Assim: mais se esforçara, mais alcançara; mais escrevera, mais acertara.
Mais
De Inspector Jaap a 15 de Setembro de 2012
Obrigado por me ter enriquecido a cultura! :::::)
Cumopts
De Bic Laranja a 14 de Setembro de 2012
O verbo «haver» gasta-se. O «ter» avança e no Brasil não há senão «ter».
O mais-que-perfeito simples aparece na escrita. Na oralidade é muito raro; ouve-se só o composto. Empobrece-se o idioma. Em compensação forra-se de ganga amaricana e doura-se de pechisbeque marketeiro. Gráficos de encher o olho dão muitas mais-valias (não é só como dizem?) e vendo o balanço à séria é só perda de valor.
Cumpts.
De [s.n.] a 15 de Setembro de 2012
"... à séria"?!? Está a brincar, não está? Torna-se evidente que sim:)

Ou será que o substantivo masculino "sério" já virou (à brasileira) feminino e eu não dei por isso?
A gente nova (e menos nova) di-lo desse modo a toda a hora, mas esta pensa que se o vocábulo vem antecedido de um artigo feminino, é forçoso que o substantivo também o seja. Esta maneira da miudagem se expressar está de tal modo enraizada que até acho que os professores já nem corrigem os alunos quando estes assim se pronunciam. Da maneira desastrosa como o ensino anda, é mais do que certo que aqueles julgam que a expressão está correctíssima e serão porventura os primeiros a repeti-la nas aulas...
Maria
De Bic Laranja a 15 de Setembro de 2012
É uma coisa danada, a linguagem. Entranha-se por imitação e às duas por três não se estranha. É como perguntar a alguém que nos esperou e já segue caminho connosco: «esperavas ali há muito?» ...
Cumpts.
De Inspector Jaap a 15 de Setembro de 2012
Ora aí tem!
Cumpts
De Inspector Jaap a 15 de Setembro de 2012
mas alguém sabe alguma coisa de Gramática hoje em dia? (perdão, oje endia?)
Pretérito imperfeito???? que raio é isso?????
Cumpts
De Bic Laranja a 16 de Setembro de 2012
E nem lhe falo no modo conjuntivo!...
Cumpts.
De [s.n.] a 16 de Setembro de 2012
Concordo. Ou trocando os termos e parafraseando Pessoa "primeiro estranha-se, depois entranha-se".
Na frase que cita e nos dias que correm, de facto só se poderia encontrar o verbo Haver conjugado desse modo em discurso escrito erudito - na literatura contemporânea, é que nem pensar! Quanto ao discurso oral e tomando o exemplo referido, raríssimas pessoas, se é que existe alguma, seriam capazes de colocar o verbo no tempo e pessoa correctos.

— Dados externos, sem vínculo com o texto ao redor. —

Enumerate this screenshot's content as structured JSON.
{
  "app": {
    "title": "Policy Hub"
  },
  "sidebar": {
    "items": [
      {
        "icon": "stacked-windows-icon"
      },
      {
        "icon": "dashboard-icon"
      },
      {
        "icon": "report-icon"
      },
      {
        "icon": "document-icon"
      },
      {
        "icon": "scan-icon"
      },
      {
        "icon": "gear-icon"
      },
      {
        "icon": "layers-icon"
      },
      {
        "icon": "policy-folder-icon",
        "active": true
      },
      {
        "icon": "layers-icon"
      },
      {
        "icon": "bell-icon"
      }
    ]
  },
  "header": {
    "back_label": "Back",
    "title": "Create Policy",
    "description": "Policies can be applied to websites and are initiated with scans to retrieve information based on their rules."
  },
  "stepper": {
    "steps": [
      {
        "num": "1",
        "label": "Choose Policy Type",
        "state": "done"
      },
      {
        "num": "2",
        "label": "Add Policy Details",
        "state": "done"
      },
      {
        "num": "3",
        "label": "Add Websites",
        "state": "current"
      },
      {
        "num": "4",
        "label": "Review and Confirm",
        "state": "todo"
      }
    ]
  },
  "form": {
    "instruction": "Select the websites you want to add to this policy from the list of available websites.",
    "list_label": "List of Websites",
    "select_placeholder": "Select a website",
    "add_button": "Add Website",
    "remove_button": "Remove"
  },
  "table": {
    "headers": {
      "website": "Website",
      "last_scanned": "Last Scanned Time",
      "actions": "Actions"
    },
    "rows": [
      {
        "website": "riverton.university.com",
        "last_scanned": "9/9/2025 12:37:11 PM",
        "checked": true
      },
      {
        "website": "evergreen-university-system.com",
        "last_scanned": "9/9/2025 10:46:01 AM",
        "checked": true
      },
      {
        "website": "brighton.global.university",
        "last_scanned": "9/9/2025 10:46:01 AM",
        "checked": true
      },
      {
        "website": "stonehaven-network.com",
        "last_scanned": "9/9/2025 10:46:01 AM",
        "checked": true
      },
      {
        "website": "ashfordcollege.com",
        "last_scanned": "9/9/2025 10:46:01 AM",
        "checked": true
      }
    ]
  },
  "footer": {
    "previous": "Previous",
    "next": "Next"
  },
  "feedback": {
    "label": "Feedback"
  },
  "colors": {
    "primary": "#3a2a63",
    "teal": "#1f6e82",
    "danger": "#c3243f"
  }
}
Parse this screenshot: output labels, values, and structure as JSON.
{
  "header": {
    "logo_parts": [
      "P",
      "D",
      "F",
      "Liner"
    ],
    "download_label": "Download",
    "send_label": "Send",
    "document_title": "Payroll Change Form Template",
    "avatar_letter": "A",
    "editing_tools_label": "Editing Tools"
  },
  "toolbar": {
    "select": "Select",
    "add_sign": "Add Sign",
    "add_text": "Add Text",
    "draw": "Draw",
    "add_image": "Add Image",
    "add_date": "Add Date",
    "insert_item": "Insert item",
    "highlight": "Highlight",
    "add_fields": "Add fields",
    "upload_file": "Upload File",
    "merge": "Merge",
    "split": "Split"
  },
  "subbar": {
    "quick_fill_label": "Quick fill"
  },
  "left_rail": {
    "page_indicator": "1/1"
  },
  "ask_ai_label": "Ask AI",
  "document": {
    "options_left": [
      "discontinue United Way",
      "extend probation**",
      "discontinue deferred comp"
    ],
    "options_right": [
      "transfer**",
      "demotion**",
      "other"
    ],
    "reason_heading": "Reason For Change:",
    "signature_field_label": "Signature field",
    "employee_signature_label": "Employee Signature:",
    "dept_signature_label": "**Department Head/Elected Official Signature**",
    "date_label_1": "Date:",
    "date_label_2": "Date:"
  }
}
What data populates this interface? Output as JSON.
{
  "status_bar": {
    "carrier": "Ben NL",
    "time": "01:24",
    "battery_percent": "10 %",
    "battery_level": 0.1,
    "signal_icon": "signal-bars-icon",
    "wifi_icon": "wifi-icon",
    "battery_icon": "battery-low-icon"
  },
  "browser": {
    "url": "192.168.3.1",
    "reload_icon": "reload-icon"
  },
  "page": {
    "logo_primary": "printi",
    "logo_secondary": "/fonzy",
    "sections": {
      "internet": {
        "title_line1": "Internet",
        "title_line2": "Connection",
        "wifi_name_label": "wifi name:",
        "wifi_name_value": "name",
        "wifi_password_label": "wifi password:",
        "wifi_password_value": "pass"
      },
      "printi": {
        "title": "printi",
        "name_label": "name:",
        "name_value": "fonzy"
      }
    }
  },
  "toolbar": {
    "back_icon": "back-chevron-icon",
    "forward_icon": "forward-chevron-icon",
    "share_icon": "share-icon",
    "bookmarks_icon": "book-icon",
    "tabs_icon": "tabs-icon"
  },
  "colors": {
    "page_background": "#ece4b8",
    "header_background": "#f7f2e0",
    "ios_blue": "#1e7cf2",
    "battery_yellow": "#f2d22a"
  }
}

Mas tomando os seus úteis e incansáveis ensinamentos à letra..., não há como remar contra a maré:))
Maria
De Bic Laranja a 16 de Setembro de 2012
Rememos, pois, contra a maré Coca-Cola. O português tem necessàriamente mais com o vinho do Porto.
Cumpts. :)
De [s.n.] a 19 de Setembro de 2012
No meu primeiro parágrafo, acima, devia estar escrito "... era bem capaz de empregar o HÁ em lugar do HAVIA..." e não do "HAVER", como fàcilmente se deduz.
Maria
De mujahedin a 16 de Setembro de 2012
Viva!

Achei muito curiosa esta forma:

‹‹...da minha infância a quem na eu ouvia...››

Conheço esta forma de falar, mas ignorava que se pudesse escrever. Pode-se, efectivamente?

Não sou grande entendido em gramática. Apoio-me mais numa espécie de intuição do que em regras concretas. Essa intuição sugere-me que parece ter mais lógica com hífen:

‹‹...da minha infância a quem-na eu ouvia...››

Gostava de saber mais sobre este curioso aspecto...
De Bic Laranja a 16 de Setembro de 2012
Poder, pode.
Dito era já a Lamentor que o cavaleiro entrára: mas êle não no viu senão quando já o achou junto de si, dizendo-lhe palavras de consolação.
(Bernardim Ribeiro, Menina e Moça, X.)
Representa fala popular, nessa medida a gramática, que se aburguesou, proscreve-o no caso dos exemplos.
Fora de ironia, trata-se duma vulgar epêntese para desfazer o hiato entre duas vogais; no caso uma nasal (ãe/em, ão/am) e uma oral.
Sucede pacificamente com pronomes enclíticos em conjugações como «dizem-no» ou «chamam-no» p. ex. Naturalmente que a sua sugestão de escrita se acerta melhor com este caso.
Cumpts.
De mujahedin a 16 de Setembro de 2012
Obrigado pelo esclarecimento!

De Sc a 19 de Setembro de 2012
Em todos os exemplos que refere o verbo não pode estar senão no passado: em nenhum dos exemplos a acção se prolonga até ao presente.
Pelo contrário, "Estava aí há muito tempo?" perguntamos nós quando temos medo de ter feito esperar outrém. E respondem-nos, simpaticamente: "Não! Estava há um bocadinho só". E isto é português correcto.
De qualquer modo, e pela parte que me toca, agradeço-lhe o que vou lendo, sempre com gosto, neste "blog".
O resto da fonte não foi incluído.